Una opción fueron los esfuerzos educativos en el campo y las barriadas, inspirados en el pensamiento de Paulo Freire, para que el pueblo pudiera tomar conciencia de su situación y esforzarse en cambiarla.
Muchos nos fuimos por años a vivir y convivir en comunidades campesinas o en barrios y chabolas intentándolo. En esos años otros optaron por la lucha armada contra el Gobierno, lo que desató la “guerra sucia” durante los periodos de Echeverría y López Portillo. Muchos intentaron formar nuevas agrupaciones políticas para luchar por el poder, y se formaron movimientos que devinieron partidos y luego coaliciones. Y en las iglesias algunos pastores y teólogos desarrollaron y vivieron la teología de la liberación.

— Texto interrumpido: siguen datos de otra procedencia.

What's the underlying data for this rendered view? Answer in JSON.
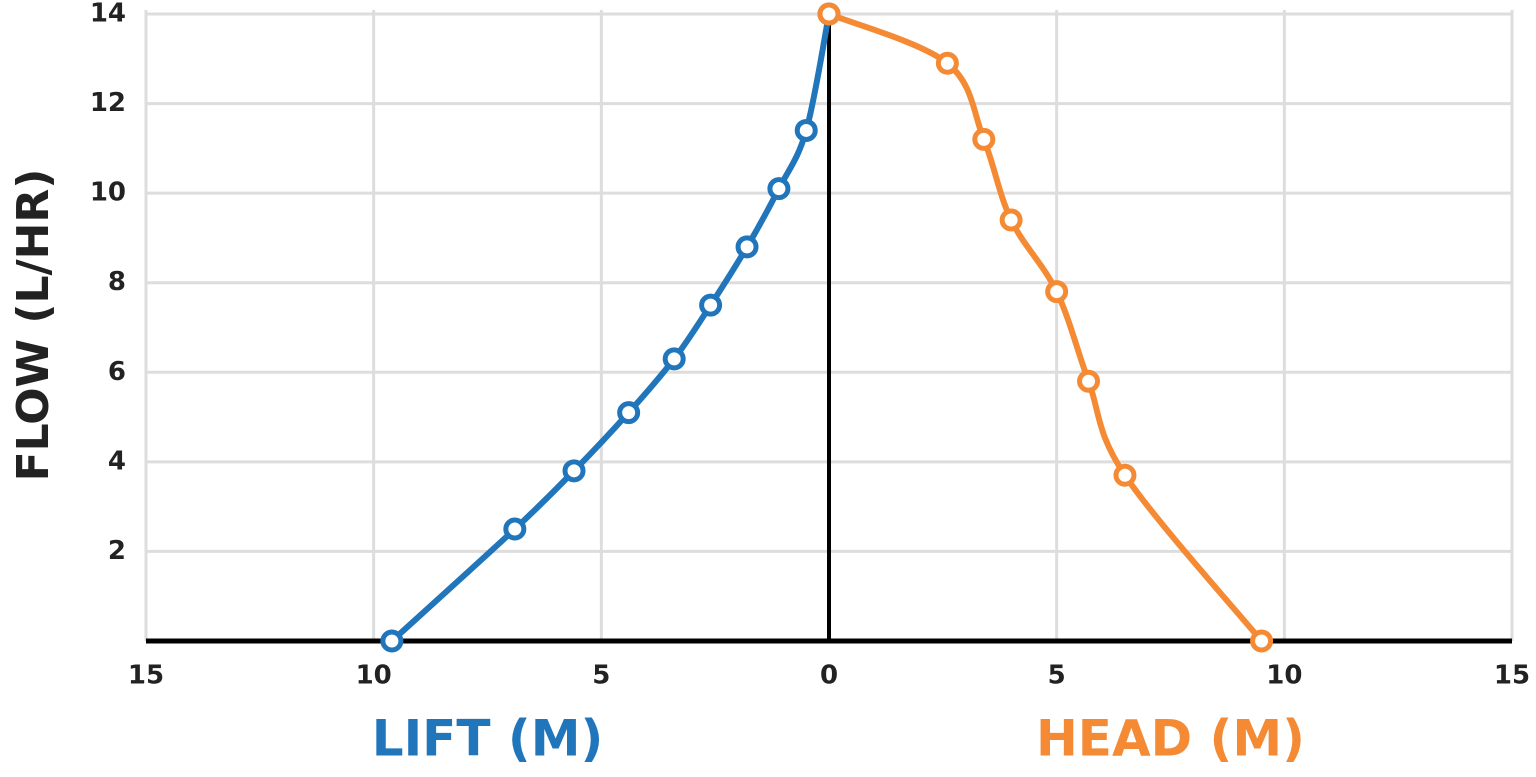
{
  "chart_data": {
    "type": "line",
    "ylabel": "FLOW (L/HR)",
    "xlim": [
      -15,
      15
    ],
    "xticks": [
      {
        "value": -15,
        "label": "15"
      },
      {
        "value": -10,
        "label": "10"
      },
      {
        "value": -5,
        "label": "5"
      },
      0,
      5,
      10,
      15
    ],
    "ylim": [
      0,
      14
    ],
    "yticks": [
      2,
      4,
      6,
      8,
      10,
      12,
      14
    ],
    "grid": true,
    "series": [
      {
        "name": "LIFT (M)",
        "color": "#2176bb",
        "x": [
          -9.6,
          -6.9,
          -5.6,
          -4.4,
          -3.4,
          -2.6,
          -1.8,
          -1.1,
          -0.5,
          0
        ],
        "values": [
          0,
          2.5,
          3.8,
          5.1,
          6.3,
          7.5,
          8.8,
          10.1,
          11.4,
          14
        ]
      },
      {
        "name": "HEAD (M)",
        "color": "#f58a34",
        "x": [
          0,
          2.6,
          3.4,
          4.0,
          5.0,
          5.7,
          6.5,
          9.5
        ],
        "values": [
          14,
          12.9,
          11.2,
          9.4,
          7.8,
          5.8,
          3.7,
          0
        ]
      }
    ]
  }
}
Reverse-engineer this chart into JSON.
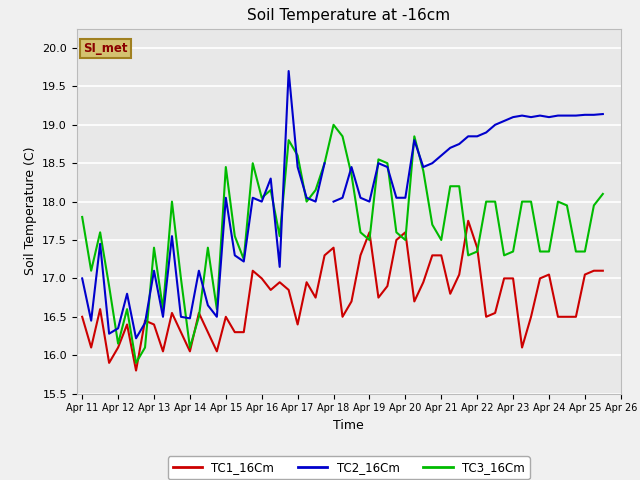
{
  "title": "Soil Temperature at -16cm",
  "xlabel": "Time",
  "ylabel": "Soil Temperature (C)",
  "ylim": [
    15.5,
    20.25
  ],
  "background_color": "#f0f0f0",
  "plot_bg_color": "#e8e8e8",
  "grid_color": "#ffffff",
  "watermark_text": "SI_met",
  "watermark_bg": "#d4c170",
  "watermark_fg": "#8b0000",
  "watermark_border": "#a08020",
  "legend_labels": [
    "TC1_16Cm",
    "TC2_16Cm",
    "TC3_16Cm"
  ],
  "legend_colors": [
    "#cc0000",
    "#0000cc",
    "#00bb00"
  ],
  "tc1_x": [
    0,
    0.5,
    1,
    1.5,
    2,
    2.5,
    3,
    3.5,
    4,
    4.5,
    5,
    5.5,
    6,
    6.5,
    7,
    7.5,
    8,
    8.5,
    9,
    9.5,
    10,
    10.5,
    11,
    11.5,
    12,
    12.5,
    13,
    13.5,
    14,
    14.5,
    15,
    15.5,
    16,
    16.5,
    17,
    17.5,
    18,
    18.5,
    19,
    19.5,
    20,
    20.5,
    21,
    21.5,
    22,
    22.5,
    23,
    23.5,
    24,
    24.5,
    25,
    25.5,
    26,
    26.5,
    27,
    27.5,
    28,
    28.5,
    29
  ],
  "tc1_y": [
    16.5,
    16.1,
    16.6,
    15.9,
    16.1,
    16.4,
    15.8,
    16.45,
    16.4,
    16.05,
    16.55,
    16.3,
    16.05,
    16.55,
    16.3,
    16.05,
    16.5,
    16.3,
    16.3,
    17.1,
    17.0,
    16.85,
    16.95,
    16.85,
    16.4,
    16.95,
    16.75,
    17.3,
    17.4,
    16.5,
    16.7,
    17.3,
    17.6,
    16.75,
    16.9,
    17.5,
    17.6,
    16.7,
    16.95,
    17.3,
    17.3,
    16.8,
    17.05,
    17.75,
    17.4,
    16.5,
    16.55,
    17.0,
    17.0,
    16.1,
    16.5,
    17.0,
    17.05,
    16.5,
    16.5,
    16.5,
    17.05,
    17.1,
    17.1
  ],
  "tc2_x_seg1": [
    0,
    0.5,
    1,
    1.5,
    2,
    2.5,
    3,
    3.5,
    4,
    4.5,
    5,
    5.5,
    6,
    6.5,
    7,
    7.5,
    8,
    8.5,
    9,
    9.5,
    10,
    10.5,
    11,
    11.5,
    12,
    12.5,
    13,
    13.5
  ],
  "tc2_y_seg1": [
    17.0,
    16.45,
    17.45,
    16.28,
    16.35,
    16.8,
    16.22,
    16.42,
    17.1,
    16.5,
    17.55,
    16.5,
    16.48,
    17.1,
    16.65,
    16.5,
    18.05,
    17.3,
    17.22,
    18.05,
    18.0,
    18.3,
    17.15,
    19.7,
    18.45,
    18.05,
    18.0,
    18.5
  ],
  "tc2_x_seg2": [
    14,
    14.5,
    15,
    15.5,
    16,
    16.5,
    17,
    17.5,
    18,
    18.5,
    19,
    19.5,
    20,
    20.5,
    21,
    21.5,
    22,
    22.5,
    23,
    23.5,
    24,
    24.5,
    25,
    25.5,
    26,
    26.5,
    27,
    27.5,
    28,
    28.5,
    29
  ],
  "tc2_y_seg2": [
    18.0,
    18.05,
    18.45,
    18.05,
    18.0,
    18.5,
    18.45,
    18.05,
    18.05,
    18.8,
    18.45,
    18.5,
    18.6,
    18.7,
    18.75,
    18.85,
    18.85,
    18.9,
    19.0,
    19.05,
    19.1,
    19.12,
    19.1,
    19.12,
    19.1,
    19.12,
    19.12,
    19.12,
    19.13,
    19.13,
    19.14
  ],
  "tc3_x": [
    0,
    0.5,
    1,
    1.5,
    2,
    2.5,
    3,
    3.5,
    4,
    4.5,
    5,
    5.5,
    6,
    6.5,
    7,
    7.5,
    8,
    8.5,
    9,
    9.5,
    10,
    10.5,
    11,
    11.5,
    12,
    12.5,
    13,
    13.5,
    14,
    14.5,
    15,
    15.5,
    16,
    16.5,
    17,
    17.5,
    18,
    18.5,
    19,
    19.5,
    20,
    20.5,
    21,
    21.5,
    22,
    22.5,
    23,
    23.5,
    24,
    24.5,
    25,
    25.5,
    26,
    26.5,
    27,
    27.5,
    28,
    28.5,
    29
  ],
  "tc3_y": [
    17.8,
    17.1,
    17.6,
    16.9,
    16.15,
    16.6,
    15.9,
    16.1,
    17.4,
    16.6,
    18.0,
    17.0,
    16.1,
    16.5,
    17.4,
    16.6,
    18.45,
    17.55,
    17.25,
    18.5,
    18.05,
    18.15,
    17.55,
    18.8,
    18.6,
    18.0,
    18.15,
    18.5,
    19.0,
    18.85,
    18.35,
    17.6,
    17.5,
    18.55,
    18.5,
    17.6,
    17.5,
    18.85,
    18.4,
    17.7,
    17.5,
    18.2,
    18.2,
    17.3,
    17.35,
    18.0,
    18.0,
    17.3,
    17.35,
    18.0,
    18.0,
    17.35,
    17.35,
    18.0,
    17.95,
    17.35,
    17.35,
    17.95,
    18.1
  ],
  "xtick_labels": [
    "Apr 11",
    "Apr 12",
    "Apr 13",
    "Apr 14",
    "Apr 15",
    "Apr 16",
    "Apr 17",
    "Apr 18",
    "Apr 19",
    "Apr 20",
    "Apr 21",
    "Apr 22",
    "Apr 23",
    "Apr 24",
    "Apr 25",
    "Apr 26"
  ],
  "xtick_positions": [
    0,
    2,
    4,
    6,
    8,
    10,
    12,
    14,
    16,
    18,
    20,
    22,
    24,
    26,
    28,
    30
  ],
  "xlim": [
    -0.3,
    30
  ]
}
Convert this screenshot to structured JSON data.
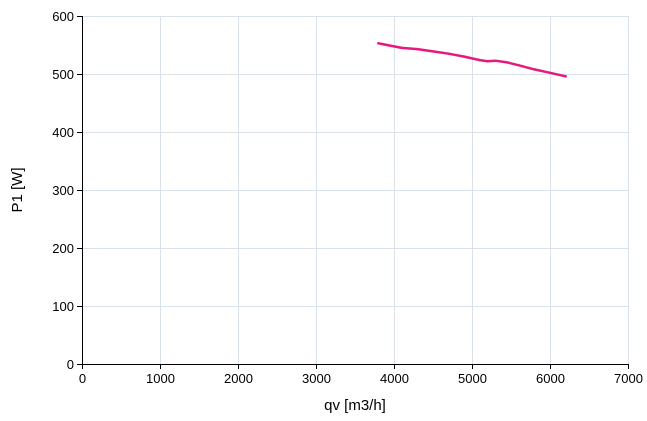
{
  "chart_data": {
    "type": "line",
    "title": "",
    "xlabel": "qv [m3/h]",
    "ylabel": "P1 [W]",
    "xlim": [
      0,
      7000
    ],
    "ylim": [
      0,
      600
    ],
    "x_ticks": [
      0,
      1000,
      2000,
      3000,
      4000,
      5000,
      6000,
      7000
    ],
    "y_ticks": [
      0,
      100,
      200,
      300,
      400,
      500,
      600
    ],
    "x_tick_labels": [
      "0",
      "1000",
      "2000",
      "3000",
      "4000",
      "5000",
      "6000",
      "7000"
    ],
    "y_tick_labels": [
      "0",
      "100",
      "200",
      "300",
      "400",
      "500",
      "600"
    ],
    "grid": true,
    "legend": "none",
    "series": [
      {
        "color": "#e6197f",
        "x": [
          3800,
          3950,
          4100,
          4300,
          4500,
          4700,
          4900,
          5100,
          5200,
          5300,
          5450,
          5600,
          5800,
          6000,
          6200
        ],
        "y": [
          553,
          549,
          545,
          543,
          539,
          535,
          530,
          524,
          522,
          523,
          520,
          515,
          508,
          502,
          496
        ]
      }
    ]
  },
  "colors": {
    "grid": "#d9e1eb",
    "axis": "#000000",
    "line": "#e6197f",
    "background": "#ffffff"
  }
}
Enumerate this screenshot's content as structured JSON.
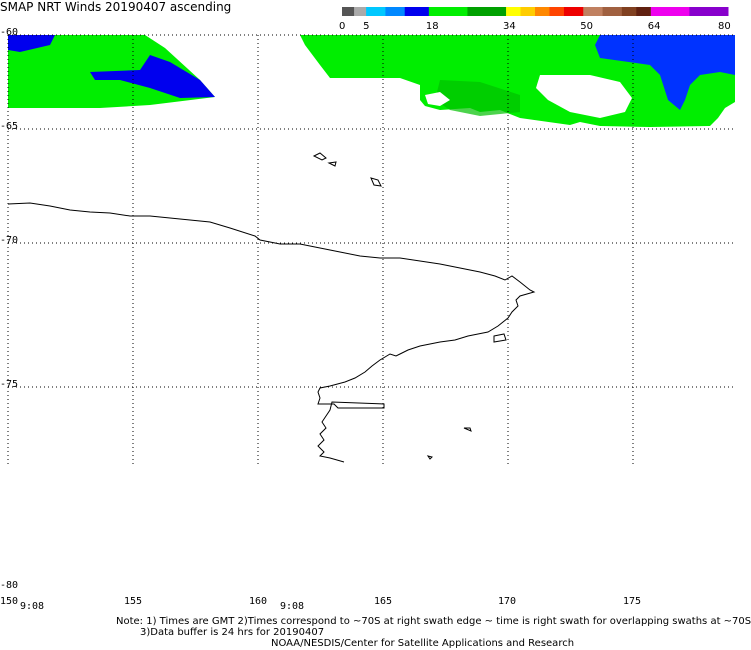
{
  "title": "SMAP NRT Winds 20190407 ascending",
  "colorbar": {
    "ticks": [
      "0",
      "5",
      "18",
      "34",
      "50",
      "64",
      "80"
    ],
    "segments": [
      {
        "from": 0,
        "to": 2.5,
        "color": "#555555"
      },
      {
        "from": 2.5,
        "to": 5,
        "color": "#aaaaaa"
      },
      {
        "from": 5,
        "to": 9,
        "color": "#00c8ff"
      },
      {
        "from": 9,
        "to": 13,
        "color": "#0088ff"
      },
      {
        "from": 13,
        "to": 18,
        "color": "#0000ee"
      },
      {
        "from": 18,
        "to": 26,
        "color": "#00ee00"
      },
      {
        "from": 26,
        "to": 34,
        "color": "#00a000"
      },
      {
        "from": 34,
        "to": 37,
        "color": "#ffff00"
      },
      {
        "from": 37,
        "to": 40,
        "color": "#ffcc00"
      },
      {
        "from": 40,
        "to": 43,
        "color": "#ff8800"
      },
      {
        "from": 43,
        "to": 46,
        "color": "#ff4400"
      },
      {
        "from": 46,
        "to": 50,
        "color": "#ee0000"
      },
      {
        "from": 50,
        "to": 54,
        "color": "#c08060"
      },
      {
        "from": 54,
        "to": 58,
        "color": "#a06040"
      },
      {
        "from": 58,
        "to": 61,
        "color": "#804020"
      },
      {
        "from": 61,
        "to": 64,
        "color": "#602010"
      },
      {
        "from": 64,
        "to": 72,
        "color": "#ee00ee"
      },
      {
        "from": 72,
        "to": 80,
        "color": "#8800cc"
      }
    ]
  },
  "map": {
    "lat_labels": [
      "-60",
      "-65",
      "-70",
      "-75",
      "-80"
    ],
    "lat_values": [
      -60,
      -65,
      -70,
      -75,
      -80
    ],
    "lon_labels": [
      "150",
      "155",
      "160",
      "165",
      "170",
      "175"
    ],
    "lon_values": [
      150,
      155,
      160,
      165,
      170,
      175
    ],
    "time_labels": [
      "9:08",
      "9:08"
    ],
    "colors": {
      "wind_green": "#00ee00",
      "wind_dark_green": "#00c000",
      "wind_blue": "#0000ee",
      "wind_light_blue": "#0044ff",
      "coastline": "#000000",
      "grid": "#000000"
    }
  },
  "notes": {
    "line1": "Note: 1) Times are GMT 2)Times correspond to ~70S at right swath edge ~ time is right swath for overlapping swaths at ~70S",
    "line2": "3)Data buffer is 24 hrs for 20190407",
    "line3": "NOAA/NESDIS/Center for Satellite Applications and Research"
  }
}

En la plaza de Tlaltelolco estuvo, como parte de una brigada de la Escuela Nacional de Antropología nuestra amiga Shoko Doode, una nissei, es decir hija de japoneses nacida en México, menudita y gentil, muy oriental y muy mexicana. Apenas sobrepasaba el metro y medio y cargaba con un morral en el cual escondía su arma defensiva, no fuera a ser la de malas, un ladrillo de buen tamaño que convertía al bolso en tremenda porra.
Era una brigada organizada e inteligente. Quedaron de verse en un punto de la plaza de Tlaltelolco, y el acuerdo fue que si uno no llegaba, les estaba diciendo que habría un problema y que debían abandonar el mitin y encontrarse en una casa segura en la colonia Roma. Eso sucedió y salieron de ahí antes que llegara el Ejército; así salvaron sus vidas, probablemente.
Shoko fue mi mentora y mi colega, y compartimos una amistad que se fue haciendo añeja, hasta que, el 2 de octubre del 2010, víctima de un padecimiento crónico falleció. Por ella, y por todo lo demás, el 2 de octubre no se olvida.